The Problem
Security operations centers face an alert volume problem. A mid-size organization's security stack — SIEM, EDR, network detection, email security, cloud security posture — generates thousands of alerts per day. Security analysts must triage each alert to determine if it represents a genuine threat requiring investigation or a false positive to be closed.

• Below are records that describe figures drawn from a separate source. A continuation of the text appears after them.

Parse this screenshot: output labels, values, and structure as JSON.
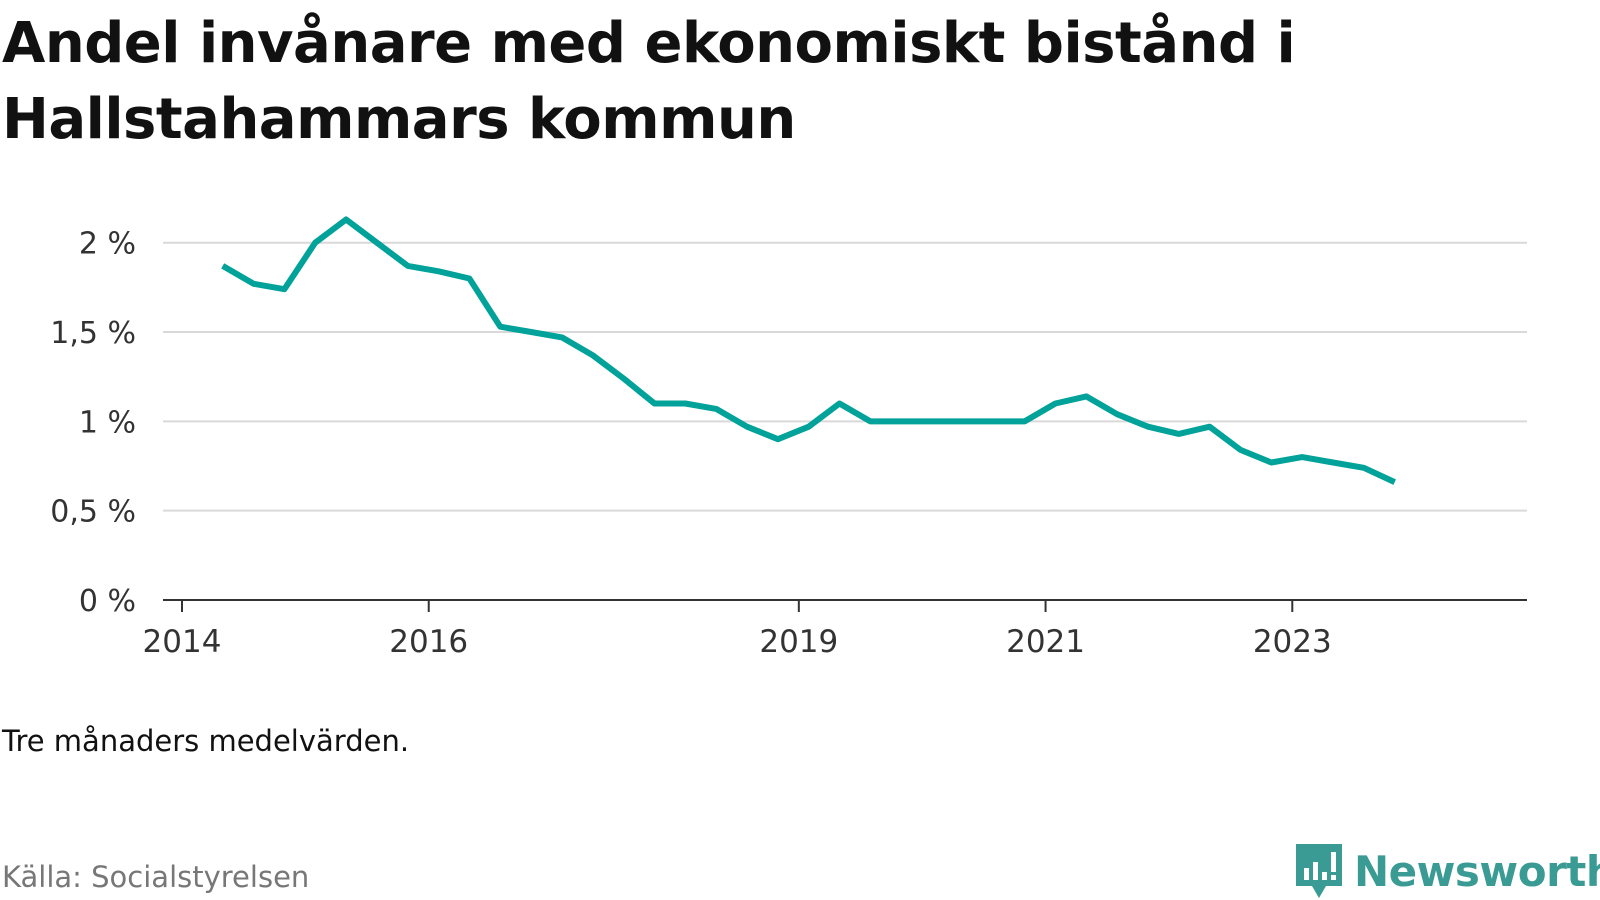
{
  "title": "Andel invånare med ekonomiskt bistånd i Hallstahammars kommun",
  "note": "Tre månaders medelvärden.",
  "source": "Källa: Socialstyrelsen",
  "brand": {
    "name": "Newsworthy",
    "color": "#3a9a94"
  },
  "chart_data": {
    "type": "line",
    "title": "Andel invånare med ekonomiskt bistånd i Hallstahammars kommun",
    "xlabel": "",
    "ylabel": "",
    "ylim": [
      0,
      2.2
    ],
    "xlim": [
      2014.0,
      2024.4
    ],
    "grid": true,
    "color": "#00a29a",
    "y_ticks": [
      {
        "value": 0,
        "label": "0 %"
      },
      {
        "value": 0.5,
        "label": "0,5 %"
      },
      {
        "value": 1,
        "label": "1 %"
      },
      {
        "value": 1.5,
        "label": "1,5 %"
      },
      {
        "value": 2,
        "label": "2 %"
      }
    ],
    "x_ticks": [
      {
        "value": 2014,
        "label": "2014"
      },
      {
        "value": 2016,
        "label": "2016"
      },
      {
        "value": 2019,
        "label": "2019"
      },
      {
        "value": 2021,
        "label": "2021"
      },
      {
        "value": 2023,
        "label": "2023"
      }
    ],
    "series": [
      {
        "x": [
          2014.33,
          2014.58,
          2014.83,
          2015.08,
          2015.33,
          2015.58,
          2015.83,
          2016.08,
          2016.33,
          2016.58,
          2016.83,
          2017.08,
          2017.33,
          2017.58,
          2017.83,
          2018.08,
          2018.33,
          2018.58,
          2018.83,
          2019.08,
          2019.33,
          2019.58,
          2019.83,
          2020.08,
          2020.33,
          2020.58,
          2020.83,
          2021.08,
          2021.33,
          2021.58,
          2021.83,
          2022.08,
          2022.33,
          2022.58,
          2022.83,
          2023.08,
          2023.33,
          2023.58,
          2023.83
        ],
        "y": [
          1.87,
          1.77,
          1.74,
          2.0,
          2.13,
          2.0,
          1.87,
          1.84,
          1.8,
          1.53,
          1.5,
          1.47,
          1.37,
          1.24,
          1.1,
          1.1,
          1.07,
          0.97,
          0.9,
          0.97,
          1.1,
          1.0,
          1.0,
          1.0,
          1.0,
          1.0,
          1.0,
          1.1,
          1.14,
          1.04,
          0.97,
          0.93,
          0.97,
          0.84,
          0.77,
          0.8,
          0.77,
          0.74,
          0.66
        ]
      }
    ]
  }
}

CrowdStrike's 2024 Global Threat Report documents that the median attacker breakout time — time from initial access to lateral movement — is 62 minutes. SentinelOne's threat intelligence data shows that 79% of cyberattacks are malware-free (using legitimate tools and credentials). The implication: detection speed matters, and high false positive rates slow detection.
The SANS 2024 SOC survey found that 60% of SOC analysts report alert fatigue as their primary challenge, and organizations with high false positive rates see faster analyst turnover. The structural problem is that the alert volume has grown faster than analyst headcount, and each alert requires contextual investigation before a triage decision can be made accurately.
The Solution
The Security Threat Detection & Response Agent pre-investigates security alerts before an analyst opens them. When an alert fires, the agent automatically assembles context: pulls the related endpoint's recent process history, network connections, and user activity; checks the involved IPs, domains, and file hashes against threat intelligence feeds; retrieves related alerts from the past 30 days for the same asset; and produces a structured investigation summary with a threat assessment.
The analyst receives a ticket with the investigation pre-complete: here is what happened, here is the context, here is the threat assessment, here is the recommended action. For clear false positives, the analyst closes the ticket in seconds. For genuine threats, the analyst has the investigation context needed to make response decisions immediately, without the 15–30 minutes typically spent assembling context manually.
For confirmed incidents, the agent assists with response coordination: generating containment action checklists, documenting the incident timeline, and drafting stakeholder notifications.
How It's Built
An event ingestion layer (Go, Kafka) receives alert feeds from SIEM, EDR, and cloud security tools via webhook and API. The investigation agent (LangGraph) orchestrates parallel context gathering: log API queries, threat intelligence lookups, and related alert retrieval. A MITRE ATT&CK classification model maps observed behaviors to technique IDs. An LLM synthesis layer produces the investigation summary with threat assessment and recommended disposition. For playbook-eligible incident types, a separate response orchestration agent executes playbook steps with human-approval gates. All actions are logged to an immutable audit trail.